The torches gathered round and then were switched off, leaving only the faint light of the lantern on the grave.

“Switch on the headlights of the lorries,' ordered Tchan, drawing back a pace or two. “Then get cracking!”

They proceeded almost in silence. The headlamps came on quite suddenly., casting a white light tinged with mauve. The workmen spread a tarpaulin by the side of the grave.

Tchan watched the picks and shovels at work, while the sexton leaned over from time to time, presumably to tell the workers when to stop piling the earth at the side of the grave and start putting it on the tarpaulin. They'd decided to sift the earth that might contain, among the dead man's bones and what remained of his clothes, the lost mike.

Tchan was so obsessed his head was splitting, though he had high hopes of getting his hands on the precious device. He'd show the
Zhongnanhai
what he was made of! Maybe Mao himself would come to hear about it. Tchan looked up from time to time: he hoped it wasn't going to rain! Spadefuls of earth were starting to fall on the tarpaulin. Any one of them might hold the treasure. The sexton couldn't remember Van Mey's funeral now, but he did tell them that when someone died instantly in an accident and didn't go into hospital (the bulldozer had practically cut Van Mey in two), they were usually buried in the clothes they were wearing at the time.

“Careful,” someone called. “You've reached the skeleton.”

The heap of earth on the tarpaulin went on growing. They were going to sift as much soil as possible to be on the safe side. Heaven knows how long this would have gone on if Tchan hadn't suddenly called a halt.

“That'll do,” he said. “No point in digging up the whole cemetery.”

The first drops of rain began to fall, and they hurried to remove the tarpaulin before it got any heavier. As it was it took six of them to lift it on to the lorry.

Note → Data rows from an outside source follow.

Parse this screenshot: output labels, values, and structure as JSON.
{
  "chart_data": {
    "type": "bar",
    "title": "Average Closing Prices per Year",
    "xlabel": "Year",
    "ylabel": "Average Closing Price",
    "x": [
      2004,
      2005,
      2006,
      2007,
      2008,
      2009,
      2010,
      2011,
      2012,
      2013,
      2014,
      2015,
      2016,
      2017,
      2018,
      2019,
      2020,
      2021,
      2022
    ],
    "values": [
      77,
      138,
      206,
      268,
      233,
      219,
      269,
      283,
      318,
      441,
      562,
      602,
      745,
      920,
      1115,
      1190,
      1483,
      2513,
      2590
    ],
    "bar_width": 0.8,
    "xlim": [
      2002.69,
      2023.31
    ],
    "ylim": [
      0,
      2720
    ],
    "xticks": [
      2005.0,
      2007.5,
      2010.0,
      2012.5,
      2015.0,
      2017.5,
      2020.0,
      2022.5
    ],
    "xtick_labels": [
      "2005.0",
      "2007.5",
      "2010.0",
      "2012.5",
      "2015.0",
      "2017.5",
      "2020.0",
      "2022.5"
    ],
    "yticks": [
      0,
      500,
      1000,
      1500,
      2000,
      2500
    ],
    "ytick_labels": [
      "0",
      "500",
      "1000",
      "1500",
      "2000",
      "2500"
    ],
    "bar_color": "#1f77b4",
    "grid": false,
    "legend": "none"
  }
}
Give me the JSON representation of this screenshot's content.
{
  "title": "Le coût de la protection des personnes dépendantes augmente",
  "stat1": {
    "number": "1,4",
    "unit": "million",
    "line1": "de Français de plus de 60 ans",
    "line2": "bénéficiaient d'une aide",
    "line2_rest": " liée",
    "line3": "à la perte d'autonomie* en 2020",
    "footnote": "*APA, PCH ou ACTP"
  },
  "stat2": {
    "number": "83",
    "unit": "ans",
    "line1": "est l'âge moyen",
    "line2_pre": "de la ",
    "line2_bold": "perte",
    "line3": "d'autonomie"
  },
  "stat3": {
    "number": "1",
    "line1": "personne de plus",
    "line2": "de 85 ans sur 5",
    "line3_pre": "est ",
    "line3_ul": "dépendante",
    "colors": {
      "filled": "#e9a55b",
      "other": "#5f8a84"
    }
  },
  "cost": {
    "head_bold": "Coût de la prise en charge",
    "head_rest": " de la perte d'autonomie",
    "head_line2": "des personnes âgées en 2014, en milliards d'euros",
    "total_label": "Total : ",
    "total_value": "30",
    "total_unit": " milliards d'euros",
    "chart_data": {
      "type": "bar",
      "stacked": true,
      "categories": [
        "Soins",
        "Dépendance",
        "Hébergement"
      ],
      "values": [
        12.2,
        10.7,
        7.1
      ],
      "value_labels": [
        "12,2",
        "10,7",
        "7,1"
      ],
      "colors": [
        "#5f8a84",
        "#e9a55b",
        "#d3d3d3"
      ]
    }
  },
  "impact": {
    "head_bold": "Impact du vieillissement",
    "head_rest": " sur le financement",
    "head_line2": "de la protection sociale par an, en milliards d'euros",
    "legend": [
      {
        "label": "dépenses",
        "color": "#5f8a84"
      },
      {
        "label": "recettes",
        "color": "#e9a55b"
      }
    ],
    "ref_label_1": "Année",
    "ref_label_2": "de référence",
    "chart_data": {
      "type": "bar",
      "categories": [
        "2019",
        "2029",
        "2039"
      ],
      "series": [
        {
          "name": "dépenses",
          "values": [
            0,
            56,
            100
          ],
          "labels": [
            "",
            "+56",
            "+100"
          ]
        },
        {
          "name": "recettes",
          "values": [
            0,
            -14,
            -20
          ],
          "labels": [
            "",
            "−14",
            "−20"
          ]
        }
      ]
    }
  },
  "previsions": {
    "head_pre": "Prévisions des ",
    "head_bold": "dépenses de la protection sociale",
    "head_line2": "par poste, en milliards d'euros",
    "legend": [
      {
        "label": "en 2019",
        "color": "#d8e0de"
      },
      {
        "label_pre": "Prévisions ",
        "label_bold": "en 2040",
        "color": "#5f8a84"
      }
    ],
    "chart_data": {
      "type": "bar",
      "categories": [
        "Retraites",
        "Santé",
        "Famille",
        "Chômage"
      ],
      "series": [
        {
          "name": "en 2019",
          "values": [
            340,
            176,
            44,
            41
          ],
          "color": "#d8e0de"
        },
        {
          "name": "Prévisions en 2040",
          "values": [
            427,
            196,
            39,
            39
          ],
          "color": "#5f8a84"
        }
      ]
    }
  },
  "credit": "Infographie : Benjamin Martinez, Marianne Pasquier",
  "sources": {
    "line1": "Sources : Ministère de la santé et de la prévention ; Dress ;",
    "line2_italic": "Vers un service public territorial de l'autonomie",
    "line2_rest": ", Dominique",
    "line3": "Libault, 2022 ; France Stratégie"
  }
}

“Lucky we got away before the storm!” said Tchan as the lorries drew away.

It was raining hard by the time they got back to headquarters. There were lights in the windows of the lab, and the lab assistants were waiting in silence, wearing sinister long rubber gloves. Again it took six men to carry the load upstairs. Then they set about crumbling up the soil.

Tchan stood watching with folded arms. Bits of skeleton and stone were put on one side to be looked at again later if nothing was found in the earth. The skull seemed to be grinding its teeth at them. “Gnash away as much as you like,” Tchan muttered. “You won't stop me finding your Yoke!”

Every so often a chill ran down his spine, either with unnamed apprehension or because it had been so cold and damp in the cemetery.

It wasn't yet midnight when one of the lab assistants came on a button belonging to the anorak. That lifted their spirits. Twenty minutes later they found the mike itself. Only then did they notice that they and everything around them, including the floor and the tables, were covered with mud.